18 July 2014 by Carl Levesque Carl Levesque

Last week we reported that an impressive list of top U.S. companies have called for more renewable energy for America. They did so by issuing a set of “Renewable Energy Principles.”

Just a couple of weeks before, we highlighted how 302 businesses and other major players in the U.S. economy are calling for urgent action by Congress on the EXPIRE Act, which includes an extension of the Production Tax Credit for wind energy.

Letters and documents concerning principles are important. They make things happen, like getting Congress to move. Meanwhile, many of these companies are backing up these pieces of paper with action, and the latest example of that came just this week.

On July 15 Microsoft said it will purchase all 175 MW of Pilot Hill Wind Project, which is located about 60 miles south of Chicago. Meantime, EDF Renewable Energy announced the company has secured a 96 percent stake in the project, which was formerly known as K4, from Orion Energy Group, LLC, and Vision Energy, LLC.

Microsoft has entered into a 20-year power purchase agreement (PPA) for the wind farm’s energy. Other major companies such as Google have also entered wind PPAs, creating a new market (or customer base) beyond utilities for the clean and affordable energy source.

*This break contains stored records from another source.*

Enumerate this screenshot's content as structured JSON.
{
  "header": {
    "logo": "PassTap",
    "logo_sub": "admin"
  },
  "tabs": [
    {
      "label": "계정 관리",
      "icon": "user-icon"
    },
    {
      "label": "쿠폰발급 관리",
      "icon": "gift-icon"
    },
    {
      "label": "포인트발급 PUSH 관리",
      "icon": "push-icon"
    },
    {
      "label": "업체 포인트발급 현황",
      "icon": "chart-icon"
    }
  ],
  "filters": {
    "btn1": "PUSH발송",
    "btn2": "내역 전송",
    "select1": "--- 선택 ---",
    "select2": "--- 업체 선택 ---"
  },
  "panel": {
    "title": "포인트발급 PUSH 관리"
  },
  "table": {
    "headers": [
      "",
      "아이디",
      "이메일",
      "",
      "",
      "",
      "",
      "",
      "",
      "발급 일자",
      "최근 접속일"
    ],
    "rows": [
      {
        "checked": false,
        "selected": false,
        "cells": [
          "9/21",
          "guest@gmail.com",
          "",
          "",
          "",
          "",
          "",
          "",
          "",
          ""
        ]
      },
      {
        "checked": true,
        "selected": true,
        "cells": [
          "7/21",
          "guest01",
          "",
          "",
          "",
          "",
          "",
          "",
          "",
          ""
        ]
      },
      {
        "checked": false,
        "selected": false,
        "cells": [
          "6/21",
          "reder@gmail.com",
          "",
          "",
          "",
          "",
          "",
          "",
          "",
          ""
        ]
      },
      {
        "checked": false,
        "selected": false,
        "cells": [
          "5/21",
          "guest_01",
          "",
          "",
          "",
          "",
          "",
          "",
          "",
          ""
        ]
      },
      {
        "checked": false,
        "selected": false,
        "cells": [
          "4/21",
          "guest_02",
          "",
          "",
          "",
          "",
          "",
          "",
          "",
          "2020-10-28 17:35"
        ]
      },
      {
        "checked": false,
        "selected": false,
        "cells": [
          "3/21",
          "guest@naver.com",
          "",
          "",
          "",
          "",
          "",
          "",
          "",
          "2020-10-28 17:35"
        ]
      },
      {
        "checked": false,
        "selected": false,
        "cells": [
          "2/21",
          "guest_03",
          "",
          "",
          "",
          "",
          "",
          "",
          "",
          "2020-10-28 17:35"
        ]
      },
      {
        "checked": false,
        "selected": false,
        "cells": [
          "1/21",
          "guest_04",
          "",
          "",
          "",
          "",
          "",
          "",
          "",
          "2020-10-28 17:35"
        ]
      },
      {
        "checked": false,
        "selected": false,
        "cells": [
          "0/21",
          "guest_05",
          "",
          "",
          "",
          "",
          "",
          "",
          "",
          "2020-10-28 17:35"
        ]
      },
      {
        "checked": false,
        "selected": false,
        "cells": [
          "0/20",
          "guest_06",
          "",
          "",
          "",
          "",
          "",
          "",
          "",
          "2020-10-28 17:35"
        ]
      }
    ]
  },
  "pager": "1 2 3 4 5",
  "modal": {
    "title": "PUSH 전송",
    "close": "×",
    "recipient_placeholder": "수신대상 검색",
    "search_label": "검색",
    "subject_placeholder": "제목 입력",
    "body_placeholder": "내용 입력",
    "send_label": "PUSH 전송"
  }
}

But this week is about Microsoft. The PPA is the second such deal in as many years and indicative of Microsoft’s growing commitment to renewable energy and sustainability. When it comes online next year, Pilot Hill will be Microsoft’s largest wind project and one of the biggest corporate wind purchases from a single facility, generating more than enough energy to power the software giant’s Chicago datacenter. Power-hungry data centers, incidentally, are also largely driving Google’s interest in affordable wind energy.

Microsoft, which made a commitment two years ago to being carbon neutral, purchased 110 megawatts of energy from the Keechi Wind Farm in Texas in 2013. The company has placed an internal price on carbon.

To be sure, the purchase makes good business sense—for everyone involved. The PPA provided the long-term revenue certainty needed to get Pilot Hill off the ground, said Ryan Pfaff, EDF Renewable Energy’s executive vice president of development. From Microsoft’s perspective, the clean energy source was affordable.

“As the cost of renewable energy continues to decline, it is encouraging to see leading corporations investing in the sector based not only on their desire to positively impact the environment, but also because it simply makes good business sense,” he said.